Jakarta - 'Tanah Mama' merupakan film dokumenter terbaru dari Kalyana Shira Foundation --lembaga milik Nia Dinata yang sepertinya diniatkan khusus untuk menaungi film dokumenter yang dibuat atau diproduserinya. Lembaga ini sebelumnya sempat merilis 'Perempuan Punya Cerita' (2007) dan 'Batik, Our Love Story' (2011), keduanya film dokumenter yang sedikit banyak memperlihatkan kepada kita bahwa Nia Dinata peduli betul akan isu-isu sosial, lingkungan, kemanusiaan, dan juga peran perempuan. Nilai-nilai ini selalu menjadi landasan kuat bagi sejumlah film yang diproduksinya, termasuk dalam film 'Tanah Mama' yang kali ini disutradarai oleh debutan Asrida Elisabeth ini.

Film ini bercerita tentang sepenggal perjalanan hidup Halosina, ibu beranak empat yang tinggal di pedalaman Papua. Ia tengah menghadapi masalah pelik lantaran dituduh mencuri ubi dari ladang adik iparnya sendiri, dan oleh sebab itu, sesuai hukum adat yang berlaku, ia mesti mengganti rugi seharga satu ekor babi. Selain terus berupaya meminta maaf kepada adik iparnya, Halosina tak sanggup membayar denda itu sebab dirinya sudah ditelantarkan oleh suaminya yang kawin lagi.

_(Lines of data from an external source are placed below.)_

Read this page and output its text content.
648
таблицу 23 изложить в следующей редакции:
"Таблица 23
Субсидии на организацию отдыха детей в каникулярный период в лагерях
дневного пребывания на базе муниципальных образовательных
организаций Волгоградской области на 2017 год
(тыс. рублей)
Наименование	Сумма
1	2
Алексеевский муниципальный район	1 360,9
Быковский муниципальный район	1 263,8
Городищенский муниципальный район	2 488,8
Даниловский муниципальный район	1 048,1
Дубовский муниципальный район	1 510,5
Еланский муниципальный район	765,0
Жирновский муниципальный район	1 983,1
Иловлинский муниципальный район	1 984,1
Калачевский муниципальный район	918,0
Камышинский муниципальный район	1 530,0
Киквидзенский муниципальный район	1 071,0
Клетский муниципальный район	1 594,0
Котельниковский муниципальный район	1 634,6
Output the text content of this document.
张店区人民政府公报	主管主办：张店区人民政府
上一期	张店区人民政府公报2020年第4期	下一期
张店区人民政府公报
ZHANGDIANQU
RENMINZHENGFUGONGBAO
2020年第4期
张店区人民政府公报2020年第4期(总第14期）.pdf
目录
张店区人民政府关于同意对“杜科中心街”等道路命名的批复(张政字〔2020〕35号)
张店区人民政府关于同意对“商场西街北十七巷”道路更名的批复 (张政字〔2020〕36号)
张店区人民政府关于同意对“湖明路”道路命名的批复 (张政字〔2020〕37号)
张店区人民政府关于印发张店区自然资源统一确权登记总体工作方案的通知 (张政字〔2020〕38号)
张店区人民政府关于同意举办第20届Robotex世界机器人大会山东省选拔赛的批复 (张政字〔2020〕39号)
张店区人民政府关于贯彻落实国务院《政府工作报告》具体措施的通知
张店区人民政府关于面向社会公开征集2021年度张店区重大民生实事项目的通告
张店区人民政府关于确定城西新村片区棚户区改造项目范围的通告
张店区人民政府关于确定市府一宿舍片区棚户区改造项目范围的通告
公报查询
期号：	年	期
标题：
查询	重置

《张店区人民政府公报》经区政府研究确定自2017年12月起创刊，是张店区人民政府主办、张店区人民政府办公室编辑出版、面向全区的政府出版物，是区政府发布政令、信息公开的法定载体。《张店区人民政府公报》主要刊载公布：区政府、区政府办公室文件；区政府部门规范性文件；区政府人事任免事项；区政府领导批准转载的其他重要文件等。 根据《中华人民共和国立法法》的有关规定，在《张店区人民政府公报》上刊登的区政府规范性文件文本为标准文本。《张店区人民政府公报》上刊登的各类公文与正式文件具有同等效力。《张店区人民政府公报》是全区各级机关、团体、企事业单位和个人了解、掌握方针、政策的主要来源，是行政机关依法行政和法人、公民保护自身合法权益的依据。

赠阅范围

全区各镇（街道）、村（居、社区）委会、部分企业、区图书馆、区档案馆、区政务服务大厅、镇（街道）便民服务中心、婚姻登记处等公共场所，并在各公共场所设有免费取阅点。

Pembuat film ini merekam keseharian Halosina lewat pendekatan observasional, bukan 'tradisional' macam dokumenter buatan stasiun TV yang selalu menghadirkan wawancara tokoh menghadap langsung kepada kamera. Di film ini, sang tokoh utama kita seakan tak menyadari keberadaan kamera yang terus menguntitnya hingga ia kemudian tak risau segala gerak-geriknya ditangkap mata kamera. Kita sebagai penonton ikut mengamati dengan intim serta terlibat secara emosional terhadap perempuan tangguh ini. Hampir tak ada jarak yang menjauhkan kita darinya, seolah kita ini salah seorang dari anaknya saja yang selalu digendong ke mana pun ia pergi. Saat ia berbincang sambil agak marah kepada suaminya ihwal dirinya dan anak-anaknya yang sudah tak dipedulikan, kita ikut merasakan deritanya.


Pembuat film ini boleh jadi terpengaruh 'Negeri di Bawah Kabut'-nya Salahudin Siregar dalam meminjam cara bertutur, penempatan kamera serta interaksi antartokoh yang terekam pun menyiratkan hal itu. Namun, hanya sebatas itu saja, selebihnya 'Tanah Mama' menawarkan kisah yang tak kalah menarik untuk disimak serta dibaca bersama dalam ruang-ruang diskusi.


Menyaksikan kisah nyata dari tanah Papua ini sungguh sebuah pengalaman menonton yang penuh kesan, dan satu di antara yang mengesankan itu ialah adegan Halosina yang menyusui anak balitanya. Beberapa kali saat menyusui anaknya, payudaranya (sengaja) ditangkap kamera, dan ini satu pernyataan penting dari pembuat film bahwasanya menyusui anak adalah hal lumrah dan perlu dilakukan oleh setiap ibu.


Konon pada zaman dahulu saat bangsa ini masih belum merdeka, di tanah Jawa juga banyak ibu yang tidak malu serta dengan kesadaran penuh mau menyusui anaknya yang sedang lapar ketika berada di luar rumah. Kegiatan menyusui ini jauh dari kesan tak pantas atau tabu seperti yang terjadi pada ibu-ibu masa kini. Menyusui adalah urgensi yang tak bisa ditunda. Halosina lewat film ini memperkenalkan kembali kepada kita soal kearifan lokal bangsa yang sudah lama ditinggalkan itu.


Dan, bila mau ditelisik lebih jauh, ada dua kemungkinan mengapa Lembaga Sensor Film (LSF) tidak memotong atau menghapus bagian payudara Halosina yang frekuensi kemunculannya teramat banyak di film ini. Pertama, perlu dicatat bahwa close up payudara sudah dipastikan melanggar Pasal 19 ayat (3) butir ke-2 Peraturan Pemerintah Nomor 7 Tahun 1994 tentang Lembaga Sensor Film. Namun, close up payudara yang ditampilkan di film ini mungkin dianggap LSF sebagai bukan adegan yang dapat menimbulkan birahi, makanya ia lolos dari gunting sensor.


Atau, kedua, mungkin karena peraturan tersebut sudah dicabut dan tak berlaku lagi. Artinya, bila alasan kemungkinan pertama tadi valid, di masa mendatang dalam sebuah film kita bisa saja melihat payudara Julia Perez dengan karakter yang ia perankan misalnya sedang menyusui anak. Mungkinkah itu terjadi? Apabila adegan yang saya idam-idamkan itu ternyata kena gunting sensor juga, rasanya kita mungkin telah berlaku tak adil terhadap orang Papua, mengkastakan mereka ke dalam kelas tertentu, dan secara umum kita barangkali telah salah pula dalam memahami (tubuh) perempuan.